Двое солдат бросились к двери, третий с багром наперевес подскочил к ним и сноровисто поддел свисающую с порога тонкую, как палка, волосатую ногу трупа, забросил её назад – и дверь захлопнулась, штурвал запора на ней был повёрнут вправо до отказа.

– Когда загоняешь их в газовую камеру, они все начинают прилипать друг к другу и так остаются, как слипшиеся дохлые мухи, – объяснял далее комендант. – Трудно бывает камерной обслуге потом отделять их, чтобы переправить в крематорий, мадам. И может быть, мой учёный братец кое и в чём прав, когда толкует, словно сумасшедший, об этом самом сгустке психоэнергии… Действительно, было бы неплохо, чтобы они не знали, что их загазуют, а если бы и узнали, то за достаточно короткое время до начала газации. Наверное, тогда бы они не так сильно прилипали друг к другу.
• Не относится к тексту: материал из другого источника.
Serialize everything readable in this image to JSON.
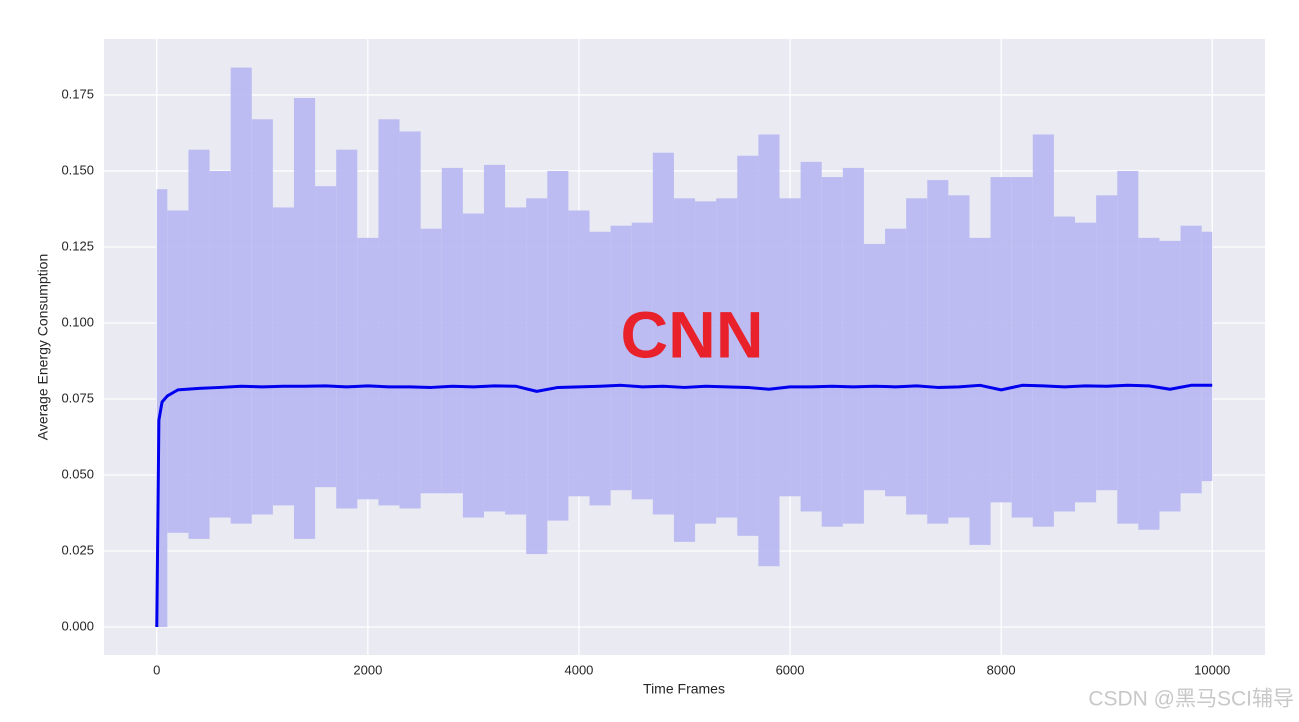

– Благодарю тебя хотя бы за такое скромное признание моих трудов, -наконец улыбнувшись, поклонился Ф. коменданту, и все вокруг увидели, до чего же к они похожи: круглыми головами, короткими могучими ляжками, одинаковыми улыбками – у обоих с ямкою на правой щеке. – Хотя моя теория сгустка психоэнергии стоит, наверное, большего, чем просто твоя похвала. Исключить его возникновение – вот моя цель, и "Орхидея" поможет достигнуть её! Надо продолжать опыты, брат.

– Ладно, в другой раз, пузан, – с грубоватой солдатской ласкою молвил комендант. – А теперь что-то нужно делать с этими. Так я останусь, а вы идите! – И когда комиссия во главе с незадачливым Ф. Бёмером удалилась, вновь приказал солдатам: – Открыть!

Стальная дверь была открыта, цыгана баграми выдернули из смертной его рамы, затем по приказу коменданта были вытащены из камеры четыре ближайшие ко входу номера, одним из них был Степан Тураев. Действительно, страже с большим трудом приходилось отдирать их от общей слипшейся массы смертников, и непросто было также и заставить этих четверых действовать – снимать с вешалок свою лагерную одежду, вновь надевать её, оттаскивать и класть на тележку сложенный пополам, уже не разгибающийся труп цыгана, собирать с порога камеры пакеты с порошком и, держа их перед грудью, нести осторожно под команды конвойного солдата: "Влево. Вправо. Прямо". Все смертники были ещё во власти великого безразличия.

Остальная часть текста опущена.